En vertu de l’article L. 3121-29 du code du travail, les heures supplémentaires se décomptent par semaine.
Il résulte des dispositions de l’article L3171-4 du code du travail qu’en cas de litige relatif à l’existence ou au nombre d’heures de travail accomplies, il appartient au salarié de présenter, à l’appui de sa demande, des éléments suffisamment précis quant aux heures non rémunérées qu’il prétend avoir accomplies afin de permettre à l’employeur, qui assure le contrôle des heures de travail effectuées, d’y répondre utilement en produisant ses propres éléments.
Le salarié peut prétendre au paiement des heures supplémentaires accomplies, soit avec l’accord au moins implicite de l’employeur, soit s’il est établi que la réalisation de telles heures a été rendue nécessaire par les tâches qui lui ont été confiées.
Le juge forme sa conviction en tenant compte de l’ensemble de ces éléments au regard des dispositions légales précitées. Après analyse des pièces produites par l’une et l’autre des parties, dans l’hypothèse où il retient l’existence d’heures supplémentaires, il évalue souverainement, sans être tenu de préciser le détail de son calcul, l’importance de celles-ci et fixe les créances salariales s’y rapportant.
En l’espèce,
La société soutient que les heures supplémentaires ont été payées et le surplus a été récupéré. De plus les décomptes du salarié ne sont pas sincères car les pauses méridiennes ne sont pas déduites et des jours ont été comptabilisés à tort
L’intimé répond avoir produit des éléments suffisamment précis prouvant les heures réalisées alors que l’employeur n’est pas en mesure de justifier des heures effectuées. Les premiers juges n’ont fait droit qu’à la demande relatives aux heures majorées et rejeté celle concernant les heures non majorées alors qu’elles n’ont pas été payées.
Sur ce,
M. [K] produit au débat la copie de son agenda professionnel pour la période de juillet 2017 à juin 2018. Ce décompte fait état, pour la période de septembre 2017 à janvier 2018, de l’accomplissement de 7, 75 heures normales, 9,75 heures majorées à 25 % et de 43,5 heures majorées à 50 %. Pour la seconde période, il fait état de 29,75 heures au taux normal, de 29 heures au taux majoré à 25 % et de 55,75 heures majorées au taux de 50 %.
Il n’est pas contesté que l’employeur n’a mis en place aucun moyen de contrôle du temps de travail.

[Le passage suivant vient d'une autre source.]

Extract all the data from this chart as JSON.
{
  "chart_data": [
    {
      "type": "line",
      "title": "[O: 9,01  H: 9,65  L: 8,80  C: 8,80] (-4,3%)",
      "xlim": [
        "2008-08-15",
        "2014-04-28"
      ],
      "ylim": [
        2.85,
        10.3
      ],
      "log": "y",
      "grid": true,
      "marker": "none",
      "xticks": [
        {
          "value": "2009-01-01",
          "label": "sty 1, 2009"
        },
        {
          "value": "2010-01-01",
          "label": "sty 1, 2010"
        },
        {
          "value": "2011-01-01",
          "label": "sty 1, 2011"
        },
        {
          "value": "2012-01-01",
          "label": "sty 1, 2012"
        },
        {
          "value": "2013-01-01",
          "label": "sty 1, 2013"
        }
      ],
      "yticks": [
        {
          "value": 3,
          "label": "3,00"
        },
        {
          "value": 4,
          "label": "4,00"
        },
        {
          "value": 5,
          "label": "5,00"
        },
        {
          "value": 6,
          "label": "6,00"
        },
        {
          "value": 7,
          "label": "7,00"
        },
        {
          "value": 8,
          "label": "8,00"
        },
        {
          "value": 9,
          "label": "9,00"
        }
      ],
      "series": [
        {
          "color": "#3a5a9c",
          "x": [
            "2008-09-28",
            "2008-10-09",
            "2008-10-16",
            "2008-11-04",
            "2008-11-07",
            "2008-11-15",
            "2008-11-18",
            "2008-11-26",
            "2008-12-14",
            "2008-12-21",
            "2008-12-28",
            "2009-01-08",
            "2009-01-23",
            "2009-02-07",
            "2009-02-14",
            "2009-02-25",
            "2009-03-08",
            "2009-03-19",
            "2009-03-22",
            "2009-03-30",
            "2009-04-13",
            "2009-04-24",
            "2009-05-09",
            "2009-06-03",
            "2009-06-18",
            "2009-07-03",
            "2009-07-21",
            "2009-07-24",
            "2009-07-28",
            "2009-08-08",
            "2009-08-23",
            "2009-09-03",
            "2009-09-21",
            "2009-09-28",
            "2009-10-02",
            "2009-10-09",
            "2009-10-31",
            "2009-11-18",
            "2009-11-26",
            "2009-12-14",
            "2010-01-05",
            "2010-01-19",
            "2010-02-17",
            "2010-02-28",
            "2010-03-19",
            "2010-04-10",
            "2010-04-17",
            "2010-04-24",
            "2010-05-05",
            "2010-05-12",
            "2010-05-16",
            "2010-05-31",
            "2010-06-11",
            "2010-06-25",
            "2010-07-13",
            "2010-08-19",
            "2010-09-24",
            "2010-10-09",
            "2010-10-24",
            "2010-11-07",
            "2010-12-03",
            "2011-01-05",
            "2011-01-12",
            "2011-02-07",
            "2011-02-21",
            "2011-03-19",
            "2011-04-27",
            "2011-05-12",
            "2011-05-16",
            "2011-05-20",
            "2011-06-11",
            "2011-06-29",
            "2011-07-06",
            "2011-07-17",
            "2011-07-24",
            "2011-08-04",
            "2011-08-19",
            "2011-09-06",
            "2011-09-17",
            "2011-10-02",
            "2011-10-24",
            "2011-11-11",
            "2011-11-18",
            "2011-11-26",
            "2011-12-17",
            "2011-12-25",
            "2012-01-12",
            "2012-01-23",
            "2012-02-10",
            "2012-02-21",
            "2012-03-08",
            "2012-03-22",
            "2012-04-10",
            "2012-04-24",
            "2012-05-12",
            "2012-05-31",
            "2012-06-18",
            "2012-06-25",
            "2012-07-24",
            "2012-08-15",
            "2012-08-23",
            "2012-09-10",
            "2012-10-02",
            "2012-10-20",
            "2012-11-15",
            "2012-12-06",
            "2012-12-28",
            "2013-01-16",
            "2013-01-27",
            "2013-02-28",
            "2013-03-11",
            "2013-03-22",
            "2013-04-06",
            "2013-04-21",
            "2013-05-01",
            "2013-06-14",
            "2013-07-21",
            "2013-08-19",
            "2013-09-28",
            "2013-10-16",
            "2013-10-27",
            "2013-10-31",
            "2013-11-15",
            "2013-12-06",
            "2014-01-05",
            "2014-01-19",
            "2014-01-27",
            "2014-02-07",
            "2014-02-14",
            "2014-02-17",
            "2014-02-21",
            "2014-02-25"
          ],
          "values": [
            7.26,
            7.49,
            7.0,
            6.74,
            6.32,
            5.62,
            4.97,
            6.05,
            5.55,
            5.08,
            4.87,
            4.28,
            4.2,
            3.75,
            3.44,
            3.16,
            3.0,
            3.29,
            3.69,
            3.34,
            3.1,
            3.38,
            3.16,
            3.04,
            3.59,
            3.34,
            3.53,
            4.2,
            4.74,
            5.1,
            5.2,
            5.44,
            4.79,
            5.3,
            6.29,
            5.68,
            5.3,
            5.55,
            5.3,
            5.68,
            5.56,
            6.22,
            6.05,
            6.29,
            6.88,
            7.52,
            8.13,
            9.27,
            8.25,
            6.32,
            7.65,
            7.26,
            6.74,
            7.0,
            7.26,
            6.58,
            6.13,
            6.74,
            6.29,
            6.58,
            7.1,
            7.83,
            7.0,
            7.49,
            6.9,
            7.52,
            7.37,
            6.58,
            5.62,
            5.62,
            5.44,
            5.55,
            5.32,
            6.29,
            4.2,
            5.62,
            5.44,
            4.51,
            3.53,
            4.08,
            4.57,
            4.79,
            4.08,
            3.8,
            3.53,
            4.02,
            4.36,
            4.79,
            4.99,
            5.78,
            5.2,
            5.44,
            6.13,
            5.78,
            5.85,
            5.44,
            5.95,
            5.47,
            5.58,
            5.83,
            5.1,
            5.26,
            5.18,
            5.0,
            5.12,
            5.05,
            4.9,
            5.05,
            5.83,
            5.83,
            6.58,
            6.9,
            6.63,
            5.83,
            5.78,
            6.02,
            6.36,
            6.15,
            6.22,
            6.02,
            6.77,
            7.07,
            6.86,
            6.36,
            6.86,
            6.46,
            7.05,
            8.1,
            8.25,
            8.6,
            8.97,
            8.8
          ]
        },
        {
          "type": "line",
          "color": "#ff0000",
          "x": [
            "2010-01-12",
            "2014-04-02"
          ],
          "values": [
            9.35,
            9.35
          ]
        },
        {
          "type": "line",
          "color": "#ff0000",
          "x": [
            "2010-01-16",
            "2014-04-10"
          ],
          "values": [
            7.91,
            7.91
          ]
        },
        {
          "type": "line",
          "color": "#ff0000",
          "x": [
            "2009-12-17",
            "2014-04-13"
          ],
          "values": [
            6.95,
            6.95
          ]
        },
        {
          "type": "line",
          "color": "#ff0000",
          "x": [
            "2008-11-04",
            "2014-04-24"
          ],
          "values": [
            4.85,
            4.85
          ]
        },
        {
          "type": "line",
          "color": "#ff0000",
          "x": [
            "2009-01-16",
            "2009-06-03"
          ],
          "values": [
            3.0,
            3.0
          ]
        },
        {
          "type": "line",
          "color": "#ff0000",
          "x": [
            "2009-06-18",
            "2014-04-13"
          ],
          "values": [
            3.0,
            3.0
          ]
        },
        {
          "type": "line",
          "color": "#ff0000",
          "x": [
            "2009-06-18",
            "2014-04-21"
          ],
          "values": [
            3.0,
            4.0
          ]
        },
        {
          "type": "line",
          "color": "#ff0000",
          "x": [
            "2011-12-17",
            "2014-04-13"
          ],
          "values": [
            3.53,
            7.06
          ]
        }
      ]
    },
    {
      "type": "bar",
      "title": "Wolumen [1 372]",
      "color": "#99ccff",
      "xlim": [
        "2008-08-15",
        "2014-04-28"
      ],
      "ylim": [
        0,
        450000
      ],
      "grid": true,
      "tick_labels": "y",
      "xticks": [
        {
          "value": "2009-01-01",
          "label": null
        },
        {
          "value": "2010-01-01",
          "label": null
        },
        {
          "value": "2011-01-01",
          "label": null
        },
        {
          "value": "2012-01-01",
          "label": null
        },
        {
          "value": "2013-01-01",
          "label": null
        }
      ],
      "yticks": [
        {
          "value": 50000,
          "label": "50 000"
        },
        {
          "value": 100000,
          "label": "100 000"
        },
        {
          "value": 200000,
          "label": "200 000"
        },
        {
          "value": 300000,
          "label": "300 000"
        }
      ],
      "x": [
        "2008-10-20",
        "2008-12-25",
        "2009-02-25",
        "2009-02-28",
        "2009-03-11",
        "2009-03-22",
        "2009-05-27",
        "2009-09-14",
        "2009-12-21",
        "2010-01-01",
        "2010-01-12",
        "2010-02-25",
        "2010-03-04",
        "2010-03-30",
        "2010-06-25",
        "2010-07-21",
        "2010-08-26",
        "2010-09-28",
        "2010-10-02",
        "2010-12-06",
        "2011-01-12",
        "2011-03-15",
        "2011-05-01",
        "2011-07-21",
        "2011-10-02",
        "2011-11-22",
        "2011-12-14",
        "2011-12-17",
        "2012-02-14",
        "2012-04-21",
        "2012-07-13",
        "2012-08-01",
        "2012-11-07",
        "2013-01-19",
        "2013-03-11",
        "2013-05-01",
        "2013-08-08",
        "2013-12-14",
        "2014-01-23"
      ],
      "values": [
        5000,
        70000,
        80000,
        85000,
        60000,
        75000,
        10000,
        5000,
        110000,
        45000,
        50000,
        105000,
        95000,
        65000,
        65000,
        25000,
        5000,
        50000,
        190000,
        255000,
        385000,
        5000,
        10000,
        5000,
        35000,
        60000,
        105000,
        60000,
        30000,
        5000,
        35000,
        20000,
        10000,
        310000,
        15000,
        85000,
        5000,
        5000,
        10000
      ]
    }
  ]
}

Concernant les éléments produits par l’employeur, il est démontré que le vendredi était un jour de récupération. Cependant le décompte de M. [K] prend en compte le temps de récupération.
Les quelques heures contestées par la SAS [1] au motif d’annulations de chantiers ou de rédaction d’un rapport sont utilement contredits par les éléments produits par M. [K] qui justifie de la nécessité des déplacements malgré l’annulation des chantiers ou de la rédaction d’un rapport un jour férié.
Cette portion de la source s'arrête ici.